Despite clamour from rights groups, Spain's FM confirmed the sale of 400 laser-guided bombs to Saudi Arabia will go ahead to honour a deal struck under the previous administration.
2 min read
13 September, 2018
Spain's FM Josep Borrell confirmed the weapons sale on Spanish radio [Getty]
Spain will go ahead with the delivery of 400 laser-guided bombs to Saudi Arabia, despite concerns over the kingdom's leading role in the bloody conflict in Yemen, Foreign Minister Josep Borrell said on Thursday.

"In the end, the decision is to deliver these bombs to honour a contract dating from 2015, and was made by the previous government," Borrell said on Spain's Onda Cero radio.

Spain has come under fire from rights groups including Amnesty International for being one of the biggest exporters of arms to Saudi Arabia. The war in Yemen, in which the Saudi-led coalition has carried out many devastating attacks, is thought to have killed more than 10,000 people and left 8.4 million on the brink of famine.

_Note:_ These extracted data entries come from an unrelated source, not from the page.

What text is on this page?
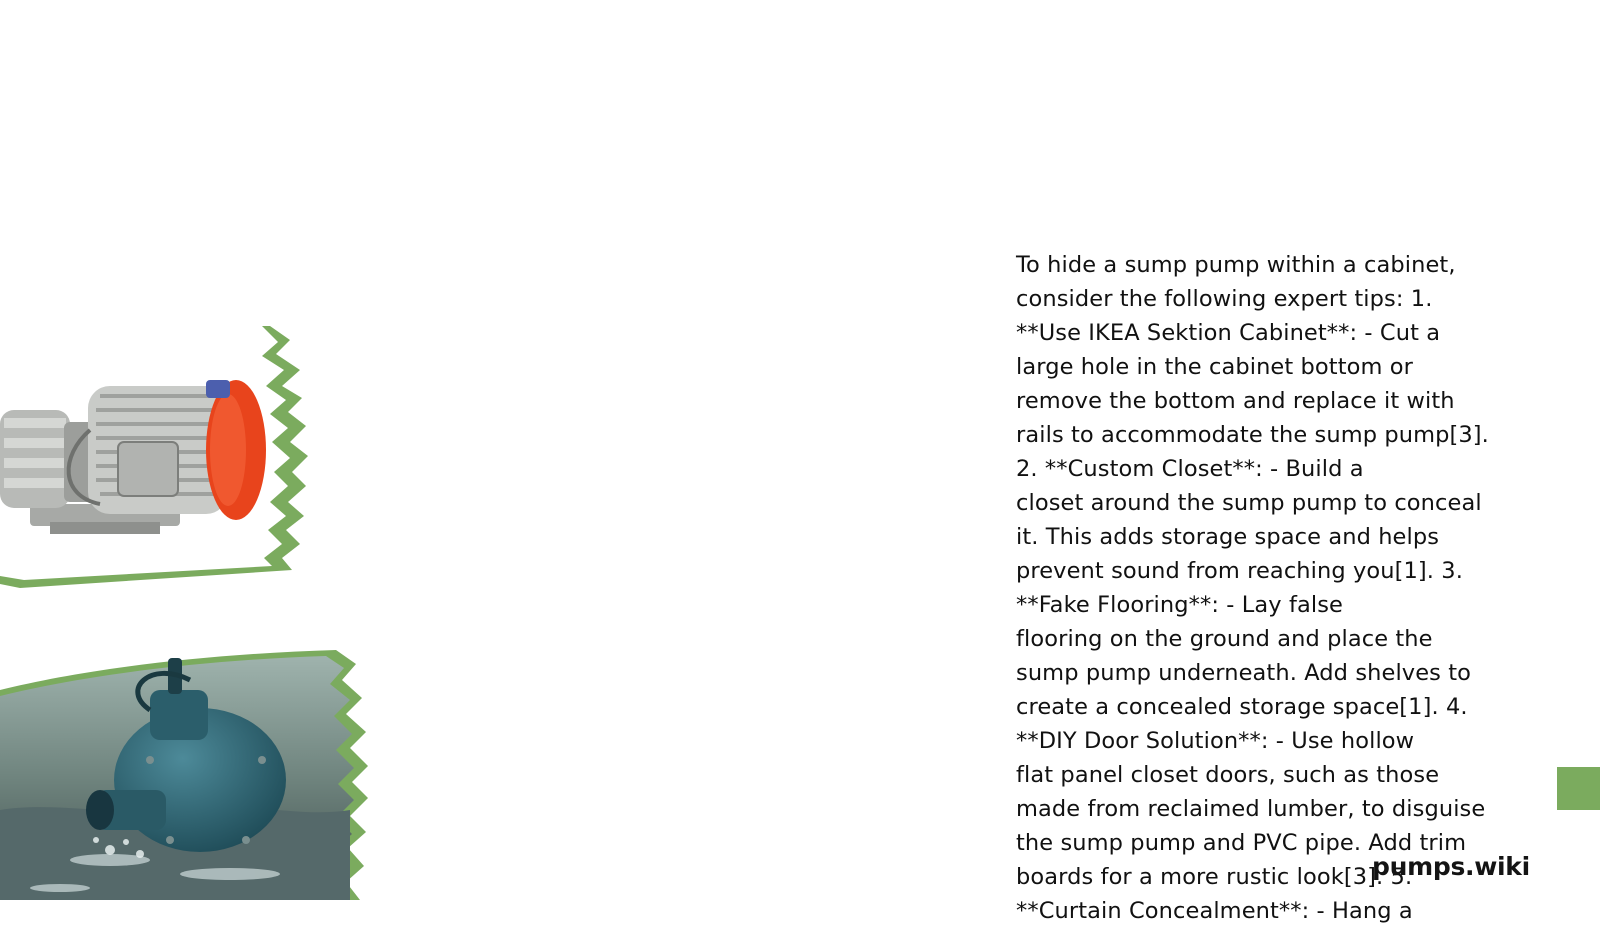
To hide a sump pump within a cabinet,
consider the following expert tips: 1.
**Use IKEA Sektion Cabinet**: - Cut a
large hole in the cabinet bottom or
remove the bottom and replace it with
rails to accommodate the sump pump[3].
2. **Custom Closet**: - Build a
closet around the sump pump to conceal
it. This adds storage space and helps
prevent sound from reaching you[1]. 3.
**Fake Flooring**: - Lay false
flooring on the ground and place the
sump pump underneath. Add shelves to
create a concealed storage space[1]. 4.
**DIY Door Solution**: - Use hollow
flat panel closet doors, such as those
made from reclaimed lumber, to disguise
the sump pump and PVC pipe. Add trim
boards for a more rustic look[3]. 5.
**Curtain Concealment**: - Hang a

pumps.wiki
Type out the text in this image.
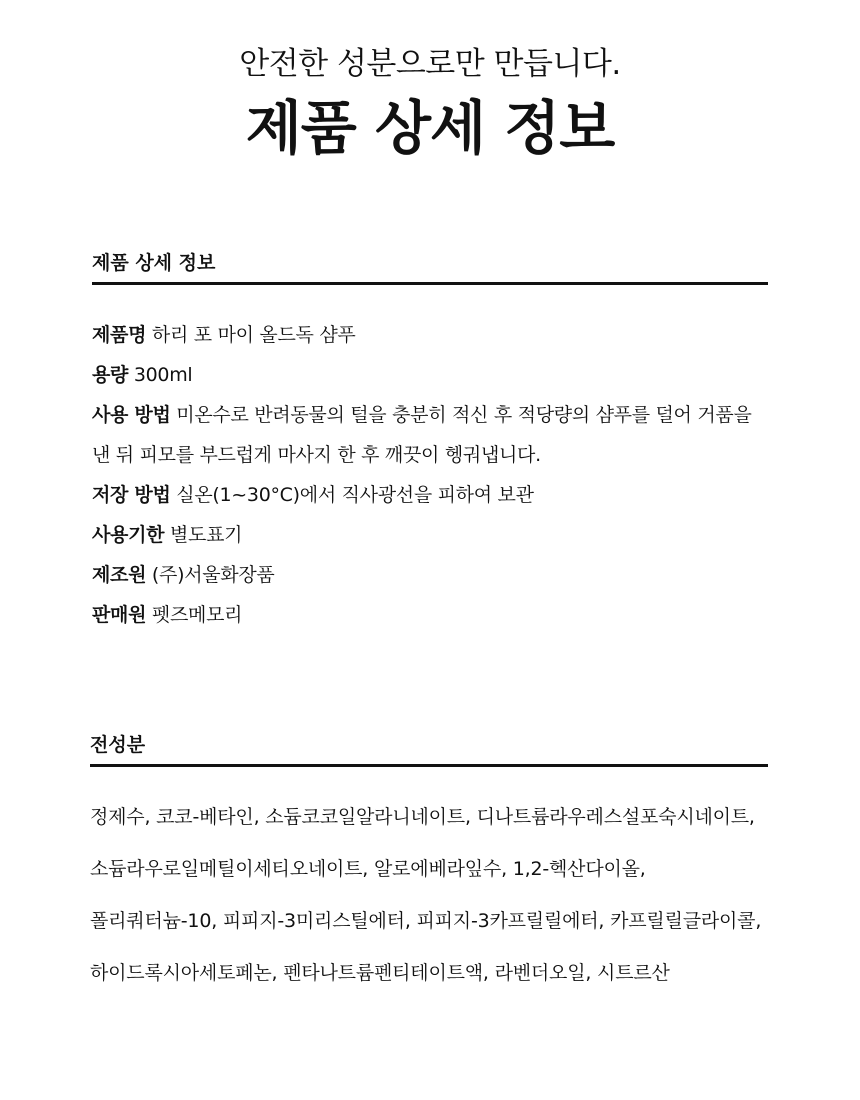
안전한 성분으로만 만듭니다.

제품 상세 정보
제품 상세 정보

제품명 하리 포 마이 올드독 샴푸

용량 300ml

사용 방법 미온수로 반려동물의 털을 충분히 적신 후 적당량의 샴푸를 덜어 거품을 낸 뒤 피모를 부드럽게 마사지 한 후 깨끗이 헹궈냅니다.

저장 방법 실온(1~30°C)에서 직사광선을 피하여 보관

사용기한 별도표기

제조원 (주)서울화장품

판매원 펫즈메모리

전성분

정제수, 코코-베타인, 소듐코코일알라니네이트, 디나트륨라우레스설포숙시네이트, 소듐라우로일메틸이세티오네이트, 알로에베라잎수, 1,2-헥산다이올, 폴리쿼터늄-10, 피피지-3미리스틸에터, 피피지-3카프릴릴에터, 카프릴릴글라이콜,하이드록시아세토페논, 펜타나트륨펜티테이트액, 라벤더오일, 시트르산
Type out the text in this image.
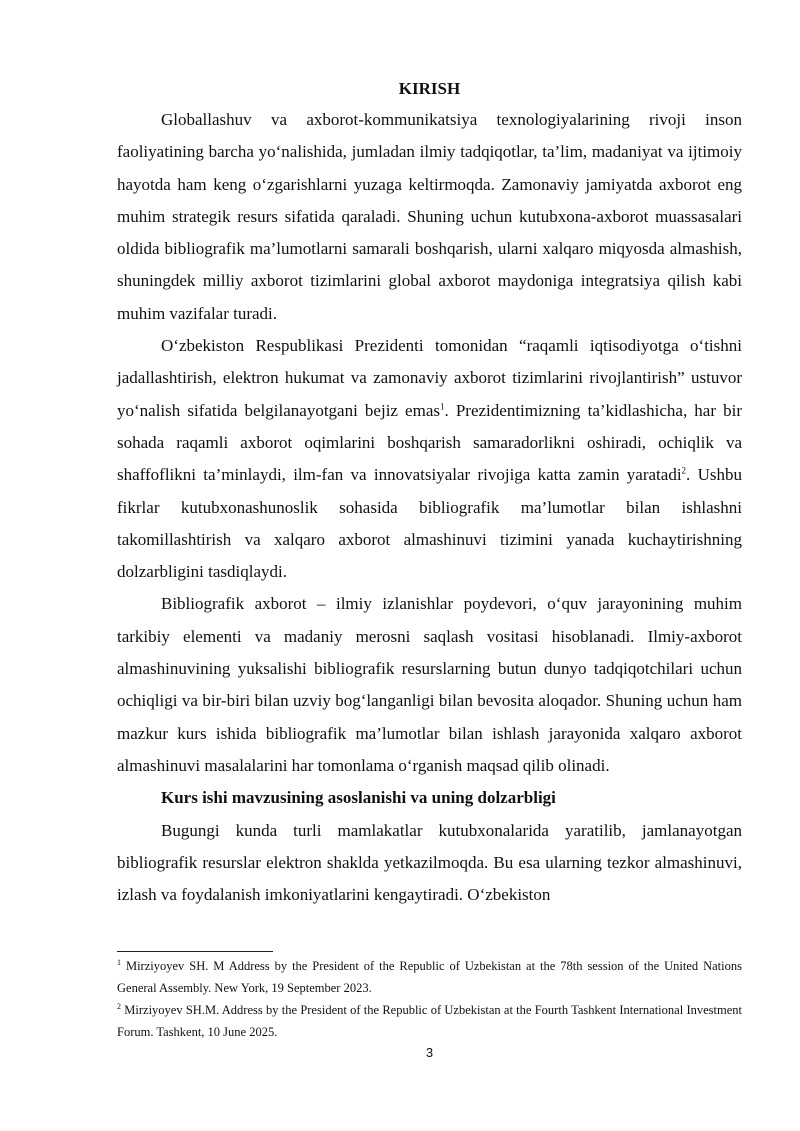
KIRISH

Globallashuv va axborot-kommunikatsiya texnologiyalarining rivoji inson faoliyatining barcha yo‘nalishida, jumladan ilmiy tadqiqotlar, ta’lim, madaniyat va ijtimoiy hayotda ham keng o‘zgarishlarni yuzaga keltirmoqda. Zamonaviy jamiyatda axborot eng muhim strategik resurs sifatida qaraladi. Shuning uchun kutubxona-axborot muassasalari oldida bibliografik ma’lumotlarni samarali boshqarish, ularni xalqaro miqyosda almashish, shuningdek milliy axborot tizimlarini global axborot maydoniga integratsiya qilish kabi muhim vazifalar turadi.

O‘zbekiston Respublikasi Prezidenti tomonidan “raqamli iqtisodiyotga o‘tishni jadallashtirish, elektron hukumat va zamonaviy axborot tizimlarini rivojlantirish” ustuvor yo‘nalish sifatida belgilanayotgani bejiz emas$^1$. Prezidentimizning ta’kidlashicha, har bir sohada raqamli axborot oqimlarini boshqarish samaradorlikni oshiradi, ochiqlik va shaffoflikni ta’minlaydi, ilm-fan va innovatsiyalar rivojiga katta zamin yaratadi$^2$. Ushbu fikrlar kutubxonashunoslik sohasida bibliografik ma’lumotlar bilan ishlashni takomillashtirish va xalqaro axborot almashinuvi tizimini yanada kuchaytirishning dolzarbligini tasdiqlaydi.

Bibliografik axborot – ilmiy izlanishlar poydevori, o‘quv jarayonining muhim tarkibiy elementi va madaniy merosni saqlash vositasi hisoblanadi. Ilmiy-axborot almashinuvining yuksalishi bibliografik resurslarning butun dunyo tadqiqotchilari uchun ochiqligi va bir-biri bilan uzviy bog‘langanligi bilan bevosita aloqador. Shuning uchun ham mazkur kurs ishida bibliografik ma’lumotlar bilan ishlash jarayonida xalqaro axborot almashinuvi masalalarini har tomonlama o‘rganish maqsad qilib olinadi.

Kurs ishi mavzusining asoslanishi va uning dolzarbligi

Bugungi kunda turli mamlakatlar kutubxonalarida yaratilib, jamlanayotgan bibliografik resurslar elektron shaklda yetkazilmoqda. Bu esa ularning tezkor almashinuvi, izlash va foydalanish imkoniyatlarini kengaytiradi. O‘zbekiston

$^1$ Mirziyoyev SH. M Address by the President of the Republic of Uzbekistan at the 78th session of the United Nations General Assembly. New York, 19 September 2023.

$^2$ Mirziyoyev SH.M. Address by the President of the Republic of Uzbekistan at the Fourth Tashkent International Investment Forum. Tashkent, 10 June 2025.

3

The move is a dramatic turnaround from the government who announced a week ago that it would block delivery of the weapons - for which longtime ally Riyadh has already paid 9.2 million euros ($10.7 million).

The announcement came after an airstrike in August on a crowded market in part of northern Yemen held by Houthi rebels that killed 40 schoolchildren.

However Spain's Defence Minister Margarito Robles mooted a U-turn on the arms deal on Monday.

Asked Wednesday about criticism from humanitarian groups over the deadly bombs, Borrell said they had "extraordinary precision of less than a metre (yard)" and did not cause collateral damage.

“This kind of weapon does not produce the same sort of bombing as less sophisticated weapons, launched a bit randomly, that create the sort of tragedy that we have all condemned,” he said.

Cancellation of the deal would jeopardise a much larger order for five Corvette warships worth 1.8 billion euros, to be built by Spain's Navantia shipyard in the southern region of Andalusia, with thousands of jobs at stake.

Workers in the region, a stronghold of the ruling Socialist Party, have staged demonstrations pressing for the deal to go ahead. A socialist government took power in Spain in June.

More than 10,000 people have been killed in Yemen since Saudi Arabia, the United Arab Emirates and other allies intervened in 2015 after Houthi rebels ousted the government from the capital Sanaa and seized swathes of the country.

Agencies contributed to this report.